Decreased mitochondrial DNA content in association with exposure to polycyclic aromatic hydrocarbons in house dust during wintertime : from a population enquiry to cell culture
Faculty of Pharmaceutical, Biomedical and Veterinary Sciences . Biomedical Sciences
Engineering sciences. Technology
, p. 1-8
University of Antwerp
Polycyclic aromatic hydrocarbons (PAHs) are widespread environmental pollutants that are formed in combustion processes. At the cellular level, exposure to PAHs causes oxidative stress and/or some of it congeners bind to DNA, which may interact with mitochondrial function. However, the influence of these pollutants on mitochondrial DNA (mtDNA) content remains largely unknown. We determined whether indoor exposure to PAHs is associated with mitochondrial damage as represented by blood mtDNA content. Blood mtDNA content (ratio mitochondrial/nuclear DNA copy number) was determined by real-time qPCR in 46 persons, both in winter and summer. Indoor PAH exposure was estimated by measuring PAHs in sedimented house dust, including 6 volatile PAHs and 8 non-volatile PAHs. Biomarkers of oxidative stress at the level of DNA and lipid peroxidation were measured. In addition to the epidemiologic enquiry, we exposed human TK6 cells during 24 h at various concentrations (range: 0 to 500 mu M) of benzo(a) pyrene and determined mtDNA content. Mean blood mtDNA content averaged (+/- SD) 0.95 +/- 0.185. The median PAH content amounted 554.1 ng/g dust (25th-75th percentile: 390.7-767.3) and 1385 ng/g dust (25th-75th percentile: 1000-1980) in winter for volatile and non-volatile PAHs respectively. Independent for gender, age, BMI and the consumption of grilled meat or fish, blood mtDNA content decreased by 9.85% (95% CI: -15.16 to -4.2; p = 0.002) for each doubling of non-volatile PAH content in the house dust in winter.

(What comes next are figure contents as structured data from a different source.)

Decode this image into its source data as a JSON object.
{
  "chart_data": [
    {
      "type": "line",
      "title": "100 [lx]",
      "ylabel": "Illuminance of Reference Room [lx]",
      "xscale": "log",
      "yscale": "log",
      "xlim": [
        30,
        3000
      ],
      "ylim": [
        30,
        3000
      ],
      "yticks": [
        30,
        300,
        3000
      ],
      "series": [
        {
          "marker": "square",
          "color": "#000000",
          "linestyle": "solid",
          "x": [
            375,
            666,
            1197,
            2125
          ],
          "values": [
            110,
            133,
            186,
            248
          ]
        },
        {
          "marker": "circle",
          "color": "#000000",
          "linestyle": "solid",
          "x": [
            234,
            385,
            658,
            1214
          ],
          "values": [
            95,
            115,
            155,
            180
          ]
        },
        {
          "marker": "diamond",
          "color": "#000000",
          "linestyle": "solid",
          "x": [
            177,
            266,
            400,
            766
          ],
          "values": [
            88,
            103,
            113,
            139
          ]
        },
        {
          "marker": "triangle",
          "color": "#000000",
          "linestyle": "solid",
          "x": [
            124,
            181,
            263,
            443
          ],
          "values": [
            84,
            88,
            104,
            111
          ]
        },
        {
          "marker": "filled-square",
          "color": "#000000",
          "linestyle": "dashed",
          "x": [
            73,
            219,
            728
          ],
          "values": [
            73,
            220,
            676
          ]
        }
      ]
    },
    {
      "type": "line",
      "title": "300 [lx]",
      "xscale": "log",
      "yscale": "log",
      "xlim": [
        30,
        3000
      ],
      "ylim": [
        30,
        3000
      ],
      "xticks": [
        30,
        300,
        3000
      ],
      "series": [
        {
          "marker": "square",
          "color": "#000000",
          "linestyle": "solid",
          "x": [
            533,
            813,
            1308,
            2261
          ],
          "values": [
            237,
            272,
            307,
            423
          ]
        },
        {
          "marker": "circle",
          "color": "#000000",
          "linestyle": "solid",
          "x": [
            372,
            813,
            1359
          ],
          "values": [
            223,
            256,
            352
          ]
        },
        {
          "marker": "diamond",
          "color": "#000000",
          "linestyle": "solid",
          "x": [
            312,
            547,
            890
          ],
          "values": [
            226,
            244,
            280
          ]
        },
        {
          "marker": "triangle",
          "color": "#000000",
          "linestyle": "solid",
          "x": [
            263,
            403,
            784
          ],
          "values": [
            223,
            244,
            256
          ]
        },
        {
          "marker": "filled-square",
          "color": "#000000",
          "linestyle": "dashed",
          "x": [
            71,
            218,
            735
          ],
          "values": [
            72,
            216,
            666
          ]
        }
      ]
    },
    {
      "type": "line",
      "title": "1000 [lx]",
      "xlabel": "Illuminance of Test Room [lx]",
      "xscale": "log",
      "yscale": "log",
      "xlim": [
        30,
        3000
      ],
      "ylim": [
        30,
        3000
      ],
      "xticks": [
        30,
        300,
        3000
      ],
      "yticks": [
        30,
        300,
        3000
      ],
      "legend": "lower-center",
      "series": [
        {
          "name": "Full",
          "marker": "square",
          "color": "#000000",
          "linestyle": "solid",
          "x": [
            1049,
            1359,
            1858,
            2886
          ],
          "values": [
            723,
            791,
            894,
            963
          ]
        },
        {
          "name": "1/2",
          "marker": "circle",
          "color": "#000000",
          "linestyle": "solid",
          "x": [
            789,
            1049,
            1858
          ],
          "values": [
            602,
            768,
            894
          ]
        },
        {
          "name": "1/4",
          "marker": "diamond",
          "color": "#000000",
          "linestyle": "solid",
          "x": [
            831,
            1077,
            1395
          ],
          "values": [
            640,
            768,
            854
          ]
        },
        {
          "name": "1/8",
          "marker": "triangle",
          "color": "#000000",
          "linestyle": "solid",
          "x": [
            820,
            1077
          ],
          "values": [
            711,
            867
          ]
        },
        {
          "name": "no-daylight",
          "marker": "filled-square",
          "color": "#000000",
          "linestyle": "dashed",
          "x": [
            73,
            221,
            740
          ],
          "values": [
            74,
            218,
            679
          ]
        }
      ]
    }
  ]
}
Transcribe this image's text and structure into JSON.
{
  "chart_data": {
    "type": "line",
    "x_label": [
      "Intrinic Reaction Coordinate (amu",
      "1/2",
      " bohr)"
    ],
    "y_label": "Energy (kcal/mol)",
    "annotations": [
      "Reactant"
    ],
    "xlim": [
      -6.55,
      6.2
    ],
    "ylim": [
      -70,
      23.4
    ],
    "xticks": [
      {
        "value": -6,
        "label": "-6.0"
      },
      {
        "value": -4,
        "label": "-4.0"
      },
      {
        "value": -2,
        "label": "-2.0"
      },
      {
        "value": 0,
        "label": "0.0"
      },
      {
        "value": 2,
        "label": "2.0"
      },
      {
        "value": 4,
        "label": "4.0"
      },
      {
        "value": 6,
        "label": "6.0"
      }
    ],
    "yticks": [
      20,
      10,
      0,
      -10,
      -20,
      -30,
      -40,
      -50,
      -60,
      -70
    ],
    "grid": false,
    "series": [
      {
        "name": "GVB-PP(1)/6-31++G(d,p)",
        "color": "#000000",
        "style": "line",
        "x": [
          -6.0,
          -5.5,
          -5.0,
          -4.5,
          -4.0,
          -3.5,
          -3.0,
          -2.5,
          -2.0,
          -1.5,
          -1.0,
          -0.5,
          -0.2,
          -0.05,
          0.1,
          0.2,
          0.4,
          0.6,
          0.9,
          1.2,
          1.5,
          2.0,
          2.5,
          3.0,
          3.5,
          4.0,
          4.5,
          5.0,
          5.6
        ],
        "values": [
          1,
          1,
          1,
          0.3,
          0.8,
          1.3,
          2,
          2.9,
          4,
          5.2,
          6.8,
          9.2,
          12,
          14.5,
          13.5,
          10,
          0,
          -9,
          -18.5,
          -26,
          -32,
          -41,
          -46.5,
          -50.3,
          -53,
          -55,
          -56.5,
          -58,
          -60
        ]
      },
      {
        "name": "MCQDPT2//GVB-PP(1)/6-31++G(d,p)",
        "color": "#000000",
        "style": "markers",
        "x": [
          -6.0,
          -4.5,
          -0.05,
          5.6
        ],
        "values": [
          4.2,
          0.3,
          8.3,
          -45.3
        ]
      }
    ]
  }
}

The corresponding estimate for volatile PAHs was -7.3% (95% CI: -13.71 to -0.42; p = 0.04). Measurements of oxidative stress were not correlated with PAH exposure. During summer months no association was found between mtDNA content and PAH concentration. The ability of benzo(a)pyrene (range 0 mu M to 500 mu M) to lower mtDNA content was confirmed in vitro in human TK6 cells. Based on these findings, mtDNA content can be a target of PAH toxicity in humans.